How to Day Trade Volatility ETFs: A Beginner's Guide

Nov 26, 2023 By Triston Martin

Prices constantly fluctuate in the world of finance. This is good that you can't earn money trading even if prices do not change. There are times when prices move faster than they do at other periods. The speed or the intensity of price changes (in any direction) is known as volatility. When volatility rises, the chance of making more money in a short time also grows, so you should know How to Day Trade Volatility ETFs. But increased volatility comes with a higher risk. When volatility increases in a particular direction, you may be able to earn above-average profits; however, you run the possibility of losing a more significant amount of capital over a concise amount of time. If you're disciplined enough, you could profit from volatility while minimizing the risk.

ETFs compare to. ETNs

While all are often called ETFs with volatility, specific instruments are ETFs, while others exchange notes (ETNs). ETNs are a type of fund that trades on stock exchanges and holds an underlying portfolio of assets. An ETN is an exchange-traded note which trades on exchanges. However, it is classified as debt security and contains no assets.

ETNs aren't prone to the same tracking issues which ETFs could be susceptible to because ETNs track an index. ETFs, in contrast, are invested in assets (usually those held in the benchmark index), and the value of these assets may differ from the index. If divergences occur, they can cause performances that are not in line with the results of an ETF and the benchmark index it's meant to represent. But, ETFs and ETNs are equally suitable for day trading high volatility, provided that you can prove that the ETF or ETN trading can handle a large amount of liquidity. Liquidity is determined by the volume of trade or the number of shares traded daily.

The Choice of The Volatility ETF/ETN

There's a wide selection of exchange-traded funds for volatility that you can select from, and inverse volatility ETFs are among them. Inverse volatility ETFs typically move in the direction of major stock market indexes (the opposite or inverse direction of traditional ETFs for volatility). For day trading, it is essential to choose an ETF/ETN with significant volume is generally the most suitable option. It is the iPath S&P 500 VIX Futures Short-Term ETN (VXX) that can be described as the biggest and the most liquid in the world of ETFs and ETNs that are volatile.

The Best Times to Day ETF/ETNs For Trade Volatility

VXX typically sees explosive movements if the S&P 500 falls. The changes in VXX usually far surpass what is seen in S&P 500. For instance, the drop of 5% within the S&P 500 could yield an increase of 15% for VXX. So, trading VXX offers more potential for profit than just selling an investment like the SPDR S&P 500 ETF (SPY). Because VXX tends to "overshoot" with declines within its benchmark index called the Standard and Poor's (S&P) 500 Index, when the S&P 500 rallies again, VXX typically goes through a sale dramatically. The day traders can profit from two avenues to make money:

  • Buy VXX if your S&P 500 is falling.
  • Short VXX after a price increase after you see the S&P 500 begins to rally upwards, and VXX is declining.

Based on the magnitude of the change in trend within the S&P 500, the favorable trade conditions at VXX may last for several days or even months. The graph below illustrates the short-term decrease and reversal in S&P 500 and the corresponding rise and decline in VXX.
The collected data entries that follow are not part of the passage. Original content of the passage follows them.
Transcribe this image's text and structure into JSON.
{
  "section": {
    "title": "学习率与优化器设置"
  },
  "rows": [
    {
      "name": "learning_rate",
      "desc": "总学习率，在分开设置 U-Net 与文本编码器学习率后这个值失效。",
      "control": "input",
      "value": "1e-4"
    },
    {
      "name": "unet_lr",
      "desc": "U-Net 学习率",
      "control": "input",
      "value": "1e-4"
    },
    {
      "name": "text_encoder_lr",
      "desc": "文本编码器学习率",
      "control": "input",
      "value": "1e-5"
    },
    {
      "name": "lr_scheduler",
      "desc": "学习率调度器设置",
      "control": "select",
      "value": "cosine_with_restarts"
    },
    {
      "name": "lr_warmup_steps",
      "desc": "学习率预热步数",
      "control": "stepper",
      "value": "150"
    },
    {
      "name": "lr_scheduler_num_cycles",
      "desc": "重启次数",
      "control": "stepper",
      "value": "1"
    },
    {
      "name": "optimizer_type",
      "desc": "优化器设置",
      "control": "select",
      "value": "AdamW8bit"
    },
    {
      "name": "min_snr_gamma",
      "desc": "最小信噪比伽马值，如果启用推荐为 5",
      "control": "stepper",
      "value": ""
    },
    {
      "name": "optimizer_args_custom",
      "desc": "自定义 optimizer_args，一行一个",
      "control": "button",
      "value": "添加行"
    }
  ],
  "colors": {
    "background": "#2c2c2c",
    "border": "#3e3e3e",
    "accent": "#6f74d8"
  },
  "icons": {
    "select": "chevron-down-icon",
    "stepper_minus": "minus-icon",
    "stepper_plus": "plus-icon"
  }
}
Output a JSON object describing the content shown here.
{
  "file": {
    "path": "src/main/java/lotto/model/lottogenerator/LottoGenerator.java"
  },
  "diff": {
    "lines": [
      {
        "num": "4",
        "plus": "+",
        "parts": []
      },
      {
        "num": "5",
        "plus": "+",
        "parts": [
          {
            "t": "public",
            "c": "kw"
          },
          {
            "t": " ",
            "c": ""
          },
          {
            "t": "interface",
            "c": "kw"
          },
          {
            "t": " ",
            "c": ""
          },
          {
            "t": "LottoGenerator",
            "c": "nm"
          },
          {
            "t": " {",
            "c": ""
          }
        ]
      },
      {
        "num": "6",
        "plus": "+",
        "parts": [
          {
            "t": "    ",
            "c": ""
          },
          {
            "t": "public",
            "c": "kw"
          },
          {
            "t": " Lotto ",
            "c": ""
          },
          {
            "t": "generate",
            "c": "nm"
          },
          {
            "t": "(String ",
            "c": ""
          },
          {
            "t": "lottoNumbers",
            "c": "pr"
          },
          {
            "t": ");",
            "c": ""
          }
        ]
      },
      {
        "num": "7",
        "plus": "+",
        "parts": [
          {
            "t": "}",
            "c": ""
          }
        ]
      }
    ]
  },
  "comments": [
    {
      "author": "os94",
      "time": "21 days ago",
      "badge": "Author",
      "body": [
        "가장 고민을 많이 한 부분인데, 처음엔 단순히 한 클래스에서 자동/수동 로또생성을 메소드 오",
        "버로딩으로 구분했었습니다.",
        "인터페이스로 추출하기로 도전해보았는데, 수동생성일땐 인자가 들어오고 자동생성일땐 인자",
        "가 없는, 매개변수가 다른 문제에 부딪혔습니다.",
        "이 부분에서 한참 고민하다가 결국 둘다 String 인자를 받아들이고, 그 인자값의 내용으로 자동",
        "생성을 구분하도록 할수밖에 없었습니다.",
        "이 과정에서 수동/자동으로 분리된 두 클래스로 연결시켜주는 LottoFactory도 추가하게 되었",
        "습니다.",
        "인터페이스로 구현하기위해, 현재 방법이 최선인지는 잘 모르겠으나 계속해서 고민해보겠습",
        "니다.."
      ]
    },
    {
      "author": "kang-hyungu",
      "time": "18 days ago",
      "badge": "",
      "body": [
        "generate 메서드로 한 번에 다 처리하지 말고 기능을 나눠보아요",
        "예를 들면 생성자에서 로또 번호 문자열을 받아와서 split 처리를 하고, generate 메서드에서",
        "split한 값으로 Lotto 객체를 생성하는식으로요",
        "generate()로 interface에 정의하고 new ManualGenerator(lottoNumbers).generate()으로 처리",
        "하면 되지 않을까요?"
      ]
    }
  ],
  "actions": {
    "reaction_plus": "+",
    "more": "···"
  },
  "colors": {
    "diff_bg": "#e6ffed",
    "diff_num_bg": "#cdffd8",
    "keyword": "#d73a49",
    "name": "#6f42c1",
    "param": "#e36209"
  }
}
Think About Taking A Few Profits

In volatile markets, gains could suddenly disappear and then turn into losses, so you should think about strategies to secure more significant gains. One strategy is to lower your profit goals for a portion of your portfolio. If your stock price is accelerating upwards, you might consider selling a small portion of your holding, but you let the rest ride to take advantage of any gains that may come.

If you're more worried about protecting your earnings as opposed to being shut out, think about the use of a trailing stop, a type of stop-order in which your stop price is in line with the price of the stock when it is higher but you make sure you set a more restrictive stopping price for trailing stops. Remember that the trailing stop's price adjusts itself and is below the market's price by the number of points or percent you choose if the stock is rising. It can reach if the stock starts to decline and the stop price is frozen at the level. When the market is activated, it is converted into a stop order.


ETNs and Volatility ETFs typically have higher price fluctuations than the S&P 500, making them perfect for trading on the day. The best chances (in terms of the percentage price changes) are during and immediately after the times when the S&P 500 has significant declines. An ETN that is volatile like that of the iPath S&P 500 VIX Short-Term Futures ETN could predict the direction of what is to come from the S&P 500 is going to follow next.

However, stopping all trades if the market is swaying against you is an excellent option to minimize the risk. Profits must be higher than losses. So even if 50% of trades are profitable (profit goal is met), The strategy will still be profitable. Do not invest in this strategy if you cannot reasonably expect to make at least two times your risk based on that day's volatility.